Travel, Etc. --> A Visit to Argentina
A Visit to Chile and Argentina
Part II: Argentina
A Visit to Chile and Argentina Part II: Argentina The trip from Santiago to Medoza is a short, but spectacular, flight over some of the highest mountains in the world. Only 30 minutes in the air separates the two sides of the Andes that could not be more different. Arriving at Mendoza's single-gate airport, it immediately lets you know that you are in rural Argentina after Santiago's big-city bustle.
While Chile's growing regions surround Santiago, Argentina's wine country is over 1,000 kilometers west of Buenos Aires set against the foothills of the Andes. Chile's verdant central valley and cooler coastal growing regions stand in sharp contrast to Argentina's arid high desserts. Nothing grows here without irrigation and the scenery looks a lot more like New Mexico than California.
Argentina is the fifth-largest wine producing country in the world and until the 1990s they consumed 90 percent of their own production. Basically, they produced a lot of very cheap wine and drank it themselves. Like in Chile, their industry was transformed over the last 20 years with investment and modern winemaking technology flowing in from Europe and the United States. Today, over 30 percent of Argentina's wine production goes for export, over 18 million cases. United States' imports of Argentinean wines have grown by 520 percent just since 2002! And red wine is king in Mendoza, with the Bordeaux varietals well represented – but especially Malbec, a grape that the French always had trouble getting ripe, that has flourished in this arid climate.
We were the guests of Doña Paula Winery, a fast growing winery founded in 1997 and owned by the Claro Group that also owns Santa Rita, Carmen and Terra Andina in Chile. In fact, their executive winemaker, Stefano Gandolini, is the man responsible for the Terra Andina Cabernet that we have sold more than 400 cases of. They produce about 250,000 cases of wines a year under the Doña Paula and Los Cardos labels. You may have tried their Doña Paula Malbec or Malbec Shiraz blend, both of which received 90 Point Scores from Wine Advocate and sell for an amazing $13.99!
We began our visit with a wine tasting and lunch in a lovely gazebo surrounded by vineyards. That was our first introduction to Asado... grilled meat, and lots of it, cooked using open fires. Short ribs, pork ribs, sausages, rib eye...they cooked it all... and served it with Malbec. That's when you really understand Malbec. I concluded that there may be no better food pairing in the world. The meats are simply salted and cooked indirectly with wood fires, and the empanadas (see last week's recipe) are cooked in wood-fired adobe ovens, not unlike a wood burning pizza oven.

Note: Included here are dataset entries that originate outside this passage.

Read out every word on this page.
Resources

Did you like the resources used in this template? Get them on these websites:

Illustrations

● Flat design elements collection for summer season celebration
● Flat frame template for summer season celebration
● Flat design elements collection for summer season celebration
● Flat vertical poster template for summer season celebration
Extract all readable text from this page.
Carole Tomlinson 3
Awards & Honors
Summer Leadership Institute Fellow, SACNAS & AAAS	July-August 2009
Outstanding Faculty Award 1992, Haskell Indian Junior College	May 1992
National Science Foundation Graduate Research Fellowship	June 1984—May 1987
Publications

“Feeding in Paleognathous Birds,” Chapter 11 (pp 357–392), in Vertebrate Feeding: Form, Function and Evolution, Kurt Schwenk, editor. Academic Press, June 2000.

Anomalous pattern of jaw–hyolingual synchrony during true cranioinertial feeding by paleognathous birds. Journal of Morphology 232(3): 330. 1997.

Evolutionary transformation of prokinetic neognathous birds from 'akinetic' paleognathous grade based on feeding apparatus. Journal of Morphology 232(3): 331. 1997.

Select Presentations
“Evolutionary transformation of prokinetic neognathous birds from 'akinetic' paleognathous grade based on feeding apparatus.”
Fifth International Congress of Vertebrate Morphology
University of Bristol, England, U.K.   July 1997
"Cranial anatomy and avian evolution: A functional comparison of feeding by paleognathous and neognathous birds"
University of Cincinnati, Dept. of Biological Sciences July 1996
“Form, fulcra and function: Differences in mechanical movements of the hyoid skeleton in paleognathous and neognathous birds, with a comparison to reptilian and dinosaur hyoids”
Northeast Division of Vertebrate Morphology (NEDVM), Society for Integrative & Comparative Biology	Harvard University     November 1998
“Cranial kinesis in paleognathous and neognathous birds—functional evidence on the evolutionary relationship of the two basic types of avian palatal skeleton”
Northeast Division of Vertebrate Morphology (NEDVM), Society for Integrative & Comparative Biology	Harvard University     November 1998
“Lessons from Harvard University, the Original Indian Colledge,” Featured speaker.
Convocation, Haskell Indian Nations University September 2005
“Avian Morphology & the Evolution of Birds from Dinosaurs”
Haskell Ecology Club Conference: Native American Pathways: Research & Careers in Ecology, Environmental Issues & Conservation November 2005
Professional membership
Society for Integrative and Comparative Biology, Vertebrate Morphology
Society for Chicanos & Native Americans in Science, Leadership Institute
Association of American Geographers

We continued our Asado education back in Mendoza that evening at the Francis Mallman 1884 Restaurant located in the historic Bodega Escorihuela winery, founded in 1884. Whatever you wanted – steak, ribs, lamb, baby goat – they had some serious flames to cook it with in an open air kitchen located in the courtyard. It's a very elegant restaurant, designed by Argentine celebrity chef Francis Mallman to showcase traditional Argentinean cuisine... which he did admirably... all served with more Malbec and Malbec blends. If you ever happen to be in the neighborhood, it's certainly worth a visit.
We spent that afternoon touring the enormous, ultra-modern winery and the over 1,000 acres of vineyards that surround it. And, as you know, I've toured a lot of wineries and looked at a lot of stainless steel tanks, but this time I got to try something new.
They were in the middle of crush and they had tanks full of unfermented Sauvignon Blanc, and we got to taste it. Sweet as syrup and without a trace of any typical varietal characteristics, I could never have identified what grape I was tasting. Then we visited a Malbec vineyard that had not yet been picked... and I finally understand phenolic ripeness. There I tasted tiny grapes, sweeter than any grape you have ever tasted with seeds that have turned brown and are no longer bitter. Now I understand why I see winemakers constantly tasting grapes any time they are in the vineyard.
Like Chile, I think that the thing that impressed me most about Argentina is not where they are, but where they are headed. Wine tourism is just beginning, but they are still not ready for drop-in visits. Wine Guy Jim Bandy made a wine trip to Argentina back in 2006. But he did plenty of advance planning and made appointments and had a great time. It's coming, though, and even more exciting are the daring new vineyard sites and grape varietals being planted. Doña Paula is growing Tannat, the obscure grape of Madrian in Gascony in Southern France. Later this year, I am hoping to get enough of their Malbec Tannat blend to use as a wine club selection. They are also producing Cabernet Franc and Tempranillo along with the other usual Bordeaux varietals.
Most exciting was their new high-altitude vineyard, Finca Alluvia, 334 newly-planted acres at 4,350 feet, in the foothills of the Andes. The site is a dry riverbed, hence the name reference to its Alluvial soil...that is, if you can call it soil! It is so rocky that they have nicknamed it Châteauneuf du Malbec, because the terrain is so like the Rhône river valley in France. It really is hard to believe that anything could grow in the sandy, rock filled soil, so calcareous that the rocks have all turned white with calcium deposits. They have even planted Malbec bushes in this vineyard, head-pruned single vines that will eventually stand alone... a low-yield technique that should produce some world-class fruit... in maybe ten years. The Argentineans are in this for the long haul with a massive commitment to quality. And it's not just Doña Paula – look at Michel Rolland's Clos de Los Siete project, or Catena, BenMarco or a hundred others. The rest of the wine world needs to be ready...there is some serious competition on the way.